Allergie ou intolérance alimentaire : ce que le test sanguin peut dire

Ballonnements après un repas, gorge qui gratte en croquant une pomme, plaques sur la peau… Deux mécanismes très différents se cachent derrière ces réactions — et un seul se mesure vraiment dans le sang.

Dr Alexandra Miles Par Dr Alexandra Miles Révisé en août 2026 9 min de lecture

« Je crois que je suis intolérant à quelque chose. » C’est l’une des phrases qui reviennent le plus souvent en consultation, et elle recouvre en réalité deux situations qui n’ont presque rien en commun. D’un côté l’allergie alimentaire, une réaction du système immunitaire qui peut être grave. De l’autre l’intolérance, un problème digestif souvent inconfortable mais sans risque vital. Les confondre mène à deux erreurs coûteuses : supprimer des aliments sans raison, ou passer à côté d’un risque réel. Voici comment les distinguer, ce qu’un test allergie sanguin mesure exactement, et pourquoi la plupart des « tests d’intolérance alimentaire » vendus en ligne ne valent pas ce qu’ils coûtent.

En bref

Allergie : réaction immunitaire médiée par les anticorps IgE, rapide, parfois sévère, mesurable dans le sang. Intolérance : mécanisme digestif ou enzymatique, dose-dépendante, qui ne se diagnostique pas par une simple prise de sang. Les tests dits « d’intolérance alimentaire » basés sur les IgG ne sont pas recommandés par les sociétés savantes européenne, américaine et canadienne d’allergologie. Chez YuBoost, le dépistage d’allergies multiples repose sur les IgE et couvre 112 composants allergéniques, à domicile et sans ordonnance.

Allergie et intolérance : deux mécanismes, deux risques

La différence ne tient pas à l’intensité des symptômes mais à ce qui les provoque. C’est cette distinction qui commande tout le reste : le test à faire, la conduite à tenir, et le niveau de vigilance.
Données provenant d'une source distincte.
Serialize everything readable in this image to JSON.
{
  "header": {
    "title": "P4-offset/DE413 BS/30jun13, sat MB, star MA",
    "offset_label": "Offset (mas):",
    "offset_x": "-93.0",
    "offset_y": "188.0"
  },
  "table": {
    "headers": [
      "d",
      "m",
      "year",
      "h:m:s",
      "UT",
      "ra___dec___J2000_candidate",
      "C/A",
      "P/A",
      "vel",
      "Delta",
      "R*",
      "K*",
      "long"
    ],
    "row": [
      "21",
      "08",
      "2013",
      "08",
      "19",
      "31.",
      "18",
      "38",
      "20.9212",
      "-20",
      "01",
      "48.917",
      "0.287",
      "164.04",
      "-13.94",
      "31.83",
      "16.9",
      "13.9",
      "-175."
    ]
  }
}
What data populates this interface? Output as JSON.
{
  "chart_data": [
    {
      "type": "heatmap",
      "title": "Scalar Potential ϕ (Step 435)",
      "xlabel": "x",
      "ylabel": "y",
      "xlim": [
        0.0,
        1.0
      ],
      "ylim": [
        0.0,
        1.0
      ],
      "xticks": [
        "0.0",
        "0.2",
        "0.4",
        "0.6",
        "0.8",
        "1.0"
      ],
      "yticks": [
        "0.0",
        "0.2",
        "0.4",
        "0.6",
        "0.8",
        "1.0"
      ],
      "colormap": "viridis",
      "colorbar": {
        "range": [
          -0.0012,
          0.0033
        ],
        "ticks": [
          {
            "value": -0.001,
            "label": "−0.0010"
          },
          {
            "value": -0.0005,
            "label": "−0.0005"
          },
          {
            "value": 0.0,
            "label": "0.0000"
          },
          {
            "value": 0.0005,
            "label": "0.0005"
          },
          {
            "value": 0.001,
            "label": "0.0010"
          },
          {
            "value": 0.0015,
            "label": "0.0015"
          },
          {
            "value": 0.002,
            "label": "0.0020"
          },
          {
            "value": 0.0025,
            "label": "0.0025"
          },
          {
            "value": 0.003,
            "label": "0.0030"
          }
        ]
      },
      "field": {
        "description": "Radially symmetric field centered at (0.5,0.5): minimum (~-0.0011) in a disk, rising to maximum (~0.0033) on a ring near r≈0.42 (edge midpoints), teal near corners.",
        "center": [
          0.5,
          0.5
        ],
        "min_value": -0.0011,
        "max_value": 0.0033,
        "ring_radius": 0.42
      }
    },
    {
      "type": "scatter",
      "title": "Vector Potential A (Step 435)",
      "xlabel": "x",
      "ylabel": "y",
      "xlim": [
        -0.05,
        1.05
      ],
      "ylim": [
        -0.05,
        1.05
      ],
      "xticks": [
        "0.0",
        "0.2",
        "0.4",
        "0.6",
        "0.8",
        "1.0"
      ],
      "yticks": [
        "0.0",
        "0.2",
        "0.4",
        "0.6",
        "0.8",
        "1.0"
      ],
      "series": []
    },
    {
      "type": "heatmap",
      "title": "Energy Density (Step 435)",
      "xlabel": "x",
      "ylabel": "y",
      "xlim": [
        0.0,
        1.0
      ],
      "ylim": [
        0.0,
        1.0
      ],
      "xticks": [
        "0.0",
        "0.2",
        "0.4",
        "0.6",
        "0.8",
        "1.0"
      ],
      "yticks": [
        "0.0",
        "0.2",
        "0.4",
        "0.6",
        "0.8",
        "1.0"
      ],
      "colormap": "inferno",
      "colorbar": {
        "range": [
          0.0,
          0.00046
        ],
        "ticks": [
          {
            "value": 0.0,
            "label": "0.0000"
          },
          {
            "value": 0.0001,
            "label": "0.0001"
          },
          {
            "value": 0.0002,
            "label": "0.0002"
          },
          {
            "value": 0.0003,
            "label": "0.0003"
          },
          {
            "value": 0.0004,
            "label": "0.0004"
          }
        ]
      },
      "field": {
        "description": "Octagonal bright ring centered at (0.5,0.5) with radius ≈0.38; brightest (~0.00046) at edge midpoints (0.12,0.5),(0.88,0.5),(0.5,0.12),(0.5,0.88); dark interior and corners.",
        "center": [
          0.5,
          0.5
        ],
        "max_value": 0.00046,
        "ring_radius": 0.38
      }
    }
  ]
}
L’allergie : le système immunitaire se trompe de cible

Dans une allergie, l’organisme fabrique des anticorps de type IgE dirigés contre une protéine parfaitement inoffensive : une protéine d’arachide, de lait, un pollen de bouleau, une protéine de salive de chat. À chaque nouveau contact, ces IgE déclenchent la libération d’histamine et d’autres médiateurs. La réaction est rapide, généralement en quelques minutes à deux heures, et elle survient même pour de très petites quantités.

Les manifestations sont reconnaissables : urticaire, gonflement des lèvres ou des paupières, démangeaisons de la bouche et de la gorge, rhinite, crise d’asthme, vomissements. Dans les formes sévères, l’anaphylaxie engage le pronostic vital et impose une prise en charge urgente. C’est ce risque qui rend le diagnostic d’allergie très différent d’un simple confort digestif.
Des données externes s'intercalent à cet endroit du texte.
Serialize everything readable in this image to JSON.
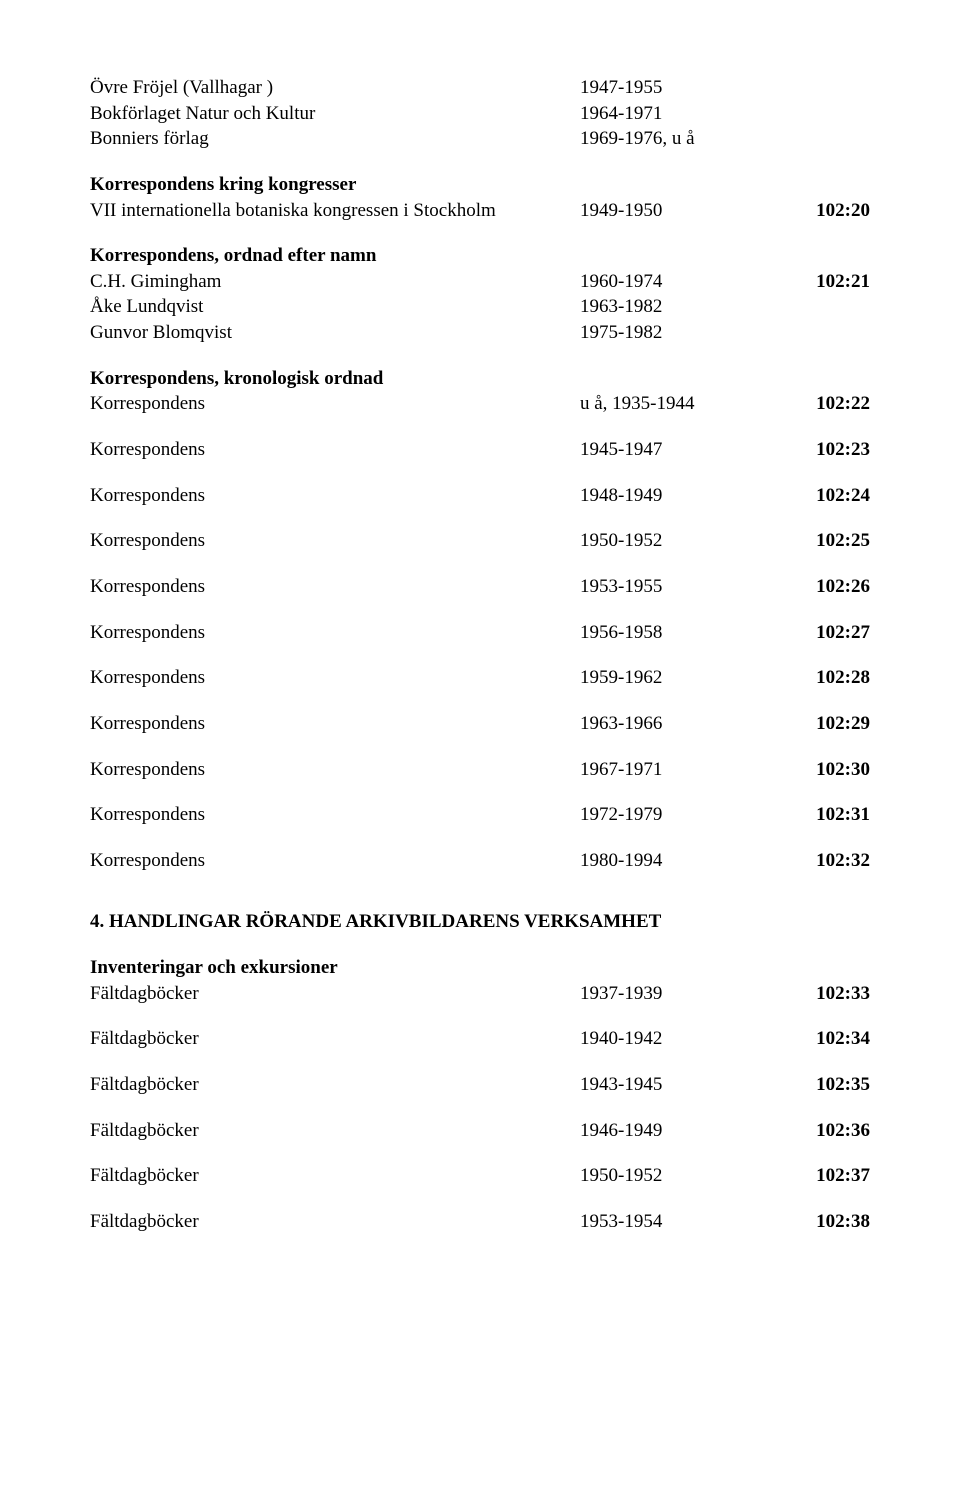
{
  "top_block": [
    {
      "left": "Övre Fröjel (Vallhagar )",
      "mid": "1947-1955",
      "right": ""
    },
    {
      "left": "Bokförlaget Natur  och Kultur",
      "mid": "1964-1971",
      "right": ""
    },
    {
      "left": "Bonniers förlag",
      "mid": "1969-1976, u å",
      "right": ""
    }
  ],
  "section1_header": "Korrespondens kring kongresser",
  "section1_rows": [
    {
      "left": "VII internationella botaniska kongressen i Stockholm",
      "mid": "1949-1950",
      "right": "102:20"
    }
  ],
  "section2_header": "Korrespondens, ordnad efter namn",
  "section2_rows": [
    {
      "left": "C.H. Gimingham",
      "mid": "1960-1974",
      "right": "102:21"
    },
    {
      "left": "Åke Lundqvist",
      "mid": "1963-1982",
      "right": ""
    },
    {
      "left": "Gunvor Blomqvist",
      "mid": "1975-1982",
      "right": ""
    }
  ],
  "section3_header": "Korrespondens, kronologisk ordnad",
  "section3_first": {
    "left": "Korrespondens",
    "mid": "u å, 1935-1944",
    "right": "102:22"
  },
  "section3_rows": [
    {
      "left": "Korrespondens",
      "mid": "1945-1947",
      "right": "102:23"
    },
    {
      "left": "Korrespondens",
      "mid": "1948-1949",
      "right": "102:24"
    },
    {
      "left": "Korrespondens",
      "mid": "1950-1952",
      "right": "102:25"
    },
    {
      "left": "Korrespondens",
      "mid": "1953-1955",
      "right": "102:26"
    },
    {
      "left": "Korrespondens",
      "mid": "1956-1958",
      "right": "102:27"
    },
    {
      "left": "Korrespondens",
      "mid": "1959-1962",
      "right": "102:28"
    },
    {
      "left": "Korrespondens",
      "mid": "1963-1966",
      "right": "102:29"
    },
    {
      "left": "Korrespondens",
      "mid": "1967-1971",
      "right": "102:30"
    },
    {
      "left": "Korrespondens",
      "mid": "1972-1979",
      "right": "102:31"
    },
    {
      "left": "Korrespondens",
      "mid": "1980-1994",
      "right": "102:32"
    }
  ],
  "big_header": "4. HANDLINGAR RÖRANDE ARKIVBILDARENS VERKSAMHET",
  "section4_header": "Inventeringar och exkursioner",
  "section4_first": {
    "left": "Fältdagböcker",
    "mid": "1937-1939",
    "right": "102:33"
  },
  "section4_rows": [
    {
      "left": "Fältdagböcker",
      "mid": "1940-1942",
      "right": "102:34"
    },
    {
      "left": "Fältdagböcker",
      "mid": "1943-1945",
      "right": "102:35"
    },
    {
      "left": "Fältdagböcker",
      "mid": "1946-1949",
      "right": "102:36"
    },
    {
      "left": "Fältdagböcker",
      "mid": "1950-1952",
      "right": "102:37"
    },
    {
      "left": "Fältdagböcker",
      "mid": "1953-1954",
      "right": "102:38"
    }
  ]
}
L’intolérance : un problème de digestion, pas d’immunité

Une intolérance n’implique pas les IgE. Le cas le plus documenté est l’intolérance au lactose : l’intestin ne produit plus assez de lactase, l’enzyme qui découpe le sucre du lait. Le lactose non digéré fermente dans le côlon et provoque ballonnements, douleurs et diarrhée. Rien d’immunologique là-dedans, et surtout : la réaction est dose-dépendante. Un yaourt passe, un grand verre de lait ne passe pas.

Même logique pour la sensibilité au gluten non cœliaque, les FODMAP ou les amines biogènes : les symptômes sont digestifs, différés de plusieurs heures, et proportionnels à la quantité consommée. Ils sont désagréables, ils peuvent gâcher la vie quotidienne, mais ils ne mettent pas en jeu le pronostic vital.
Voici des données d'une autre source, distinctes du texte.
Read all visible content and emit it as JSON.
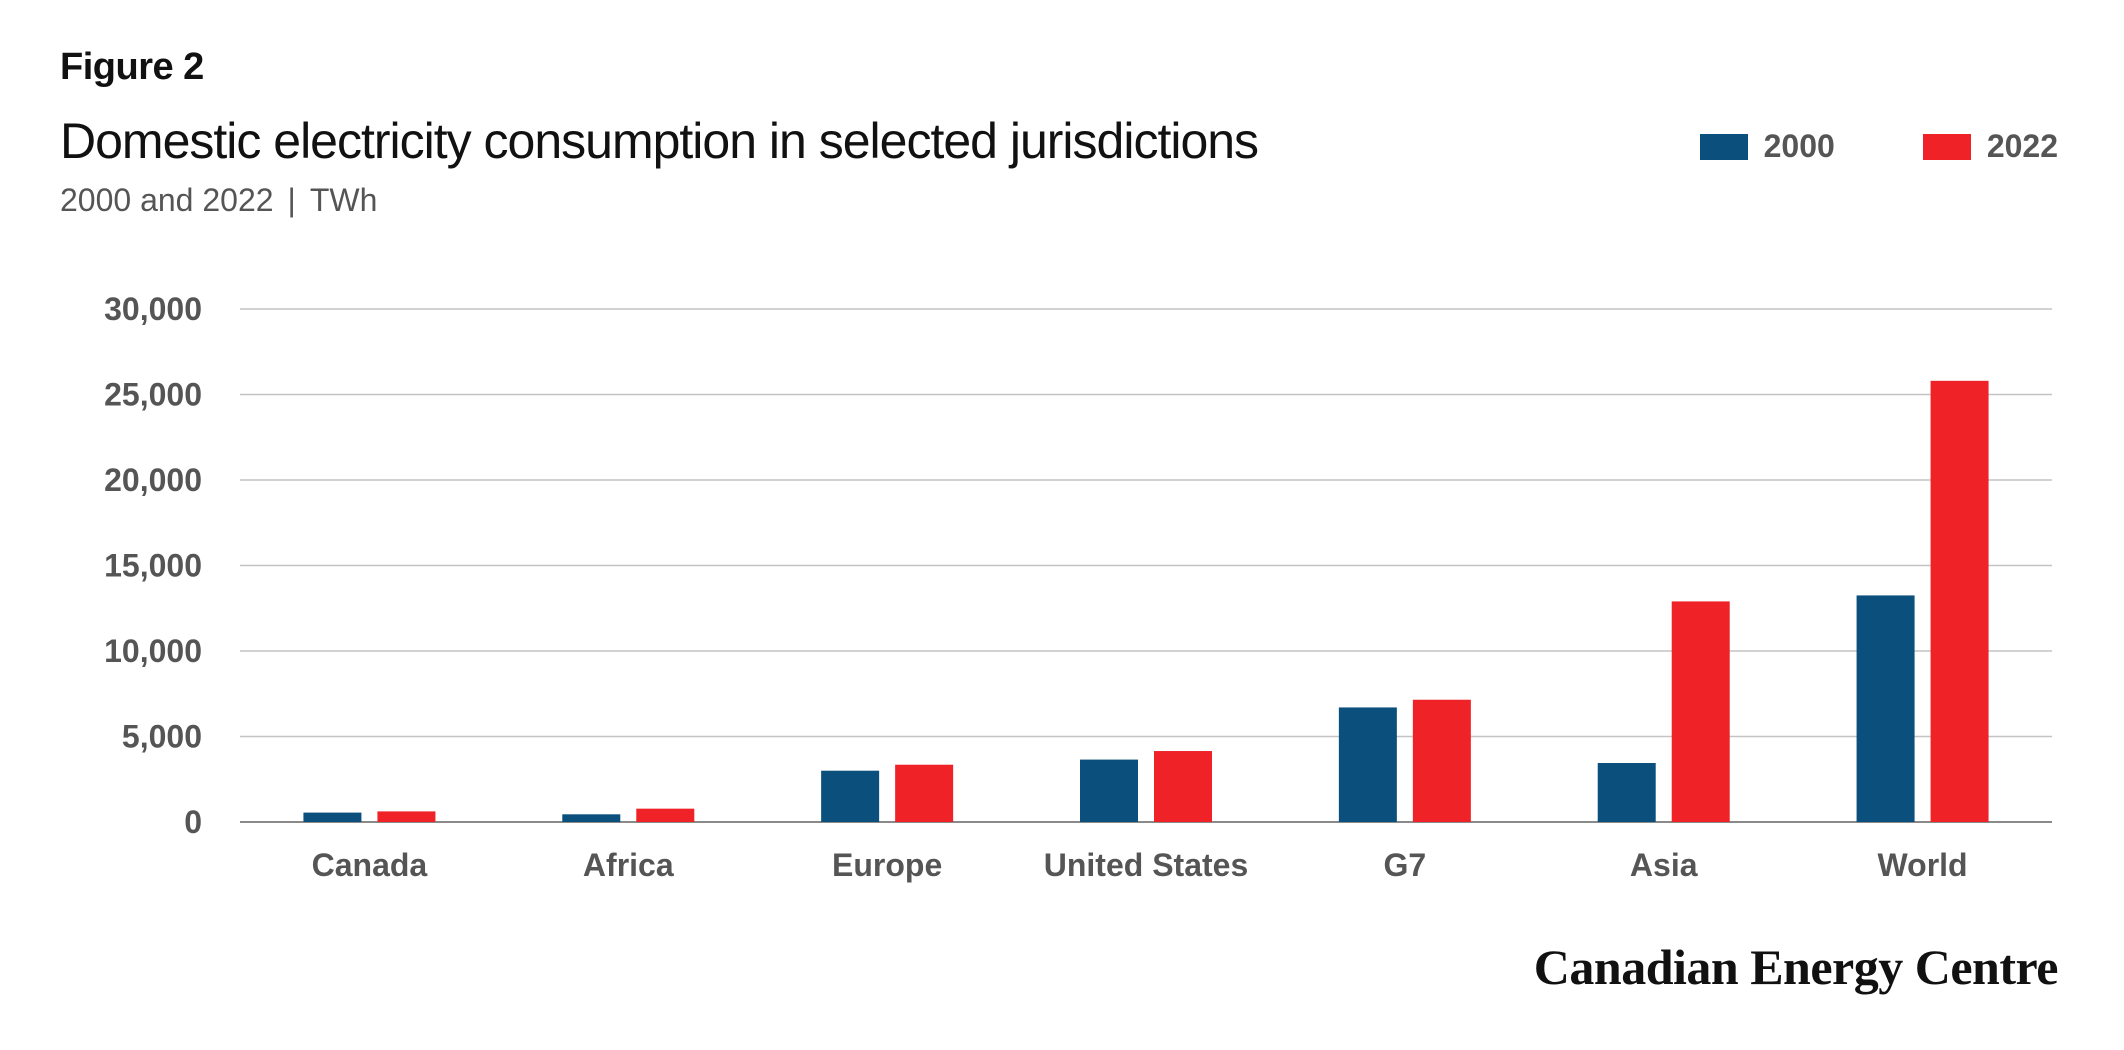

Un cas à part mérite d’être nommé, parce qu’il est souvent rangé à tort parmi les intolérances : la maladie cœliaque. Elle est bien immunologique, mais auto-immune et non allergique, et elle se dépiste par des anticorps spécifiques, pas par un test d’allergie. Devant des troubles digestifs chroniques liés au gluten, c’est cette piste qu’il faut écarter en premier, avec un médecin.

Le tableau qui résume tout

Allergie alimentaireIntolérance
MécanismeImmunitaire, anticorps IgEDigestif ou enzymatique
Délai d’apparitionMinutes à 2 heuresPlusieurs heures
Rôle de la doseUne trace peut suffireDose-dépendante
Symptômes typiquesUrticaire, œdème, asthme, anaphylaxieBallonnements, douleurs, transit perturbé
Risque vitalPossibleNon
Diagnostic sanguinOui, dosage des IgE spécifiquesNon, pas par prise de sang

Ce qu’un test allergie sanguin mesure réellement

Un test d’allergie sanguin dose les IgE spécifiques : les anticorps dirigés contre un allergène précis. Une simple prise de sang suffit, sans arrêter les antihistaminiques et sans exposer la peau à quoi que ce soit — deux avantages concrets sur les tests cutanés, notamment chez l’enfant, en cas d’eczéma étendu ou d’antécédent de réaction sévère.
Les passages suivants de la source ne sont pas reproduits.